Achievements and titles
- Personal best: 100 m: 10.3 (1973);

Medal record
Men's athletics
Representing Italy
European Championships
| Silver medal – second place | 1974 Rome | 4x100 m relay |
Mediterranean Games
| Silver medal – second place | 1975 Algers | 4x100 m relay |
Summer Universiade
| Bronze medal – third place | 1973 Moscow | 4x100 m relay |
European Cup
| Bronze medal – third place | 1975 Nice | 4x100 m relay |

= Luigi Benedetti =

Italian sprinter

Luigi Benedetti (born 19 May 1951, in Massa Carrara) is a former Italian sprinter.

He was twice a finalist with the national relay team on 4x100 metres relay at the Olympic Games (1972 and 1976).

==Biography==
Luigi Benedetti won four medals with the national relay team at the International athletics competitions.

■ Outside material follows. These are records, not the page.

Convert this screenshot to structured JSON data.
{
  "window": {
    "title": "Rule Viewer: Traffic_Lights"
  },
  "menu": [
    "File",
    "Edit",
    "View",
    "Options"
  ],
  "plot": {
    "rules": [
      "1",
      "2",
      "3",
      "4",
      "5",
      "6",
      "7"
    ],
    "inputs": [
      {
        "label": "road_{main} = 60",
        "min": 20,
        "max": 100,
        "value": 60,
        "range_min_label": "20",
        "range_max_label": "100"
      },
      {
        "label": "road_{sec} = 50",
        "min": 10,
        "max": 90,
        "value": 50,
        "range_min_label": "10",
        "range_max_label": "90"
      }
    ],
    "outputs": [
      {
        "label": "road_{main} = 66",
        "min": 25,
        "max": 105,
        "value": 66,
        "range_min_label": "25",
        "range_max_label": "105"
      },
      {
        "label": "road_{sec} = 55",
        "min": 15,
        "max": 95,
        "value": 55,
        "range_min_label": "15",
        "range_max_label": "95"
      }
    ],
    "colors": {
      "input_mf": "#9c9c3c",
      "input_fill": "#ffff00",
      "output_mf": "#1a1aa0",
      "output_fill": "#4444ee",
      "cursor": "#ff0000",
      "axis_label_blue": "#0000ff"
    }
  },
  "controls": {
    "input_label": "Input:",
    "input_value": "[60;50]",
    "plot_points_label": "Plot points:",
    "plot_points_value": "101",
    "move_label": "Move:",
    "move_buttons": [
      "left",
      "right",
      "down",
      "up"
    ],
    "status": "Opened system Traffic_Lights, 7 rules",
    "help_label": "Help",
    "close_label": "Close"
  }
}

He participated at two editions of the Summer Olympics (1972 and 1976), he has 22 caps in national team from 1971 to 1976.

==Olympic results==

| Year | Competition | Venue | Position | Event | Performance | Notes |
|---|---|---|---|---|---|---|
| 1972 | Olympic Games | FRG Munich | 8th | 4 × 100 m relay | 39.14 |  |
| 1976 | Olympic Games | CAN Montreal | 6th | 4 × 100 m relay | 39.08 |  |

==National titles==
In the "Pietro Mennea era", Luigi Benedetti has one win in the individual national championship.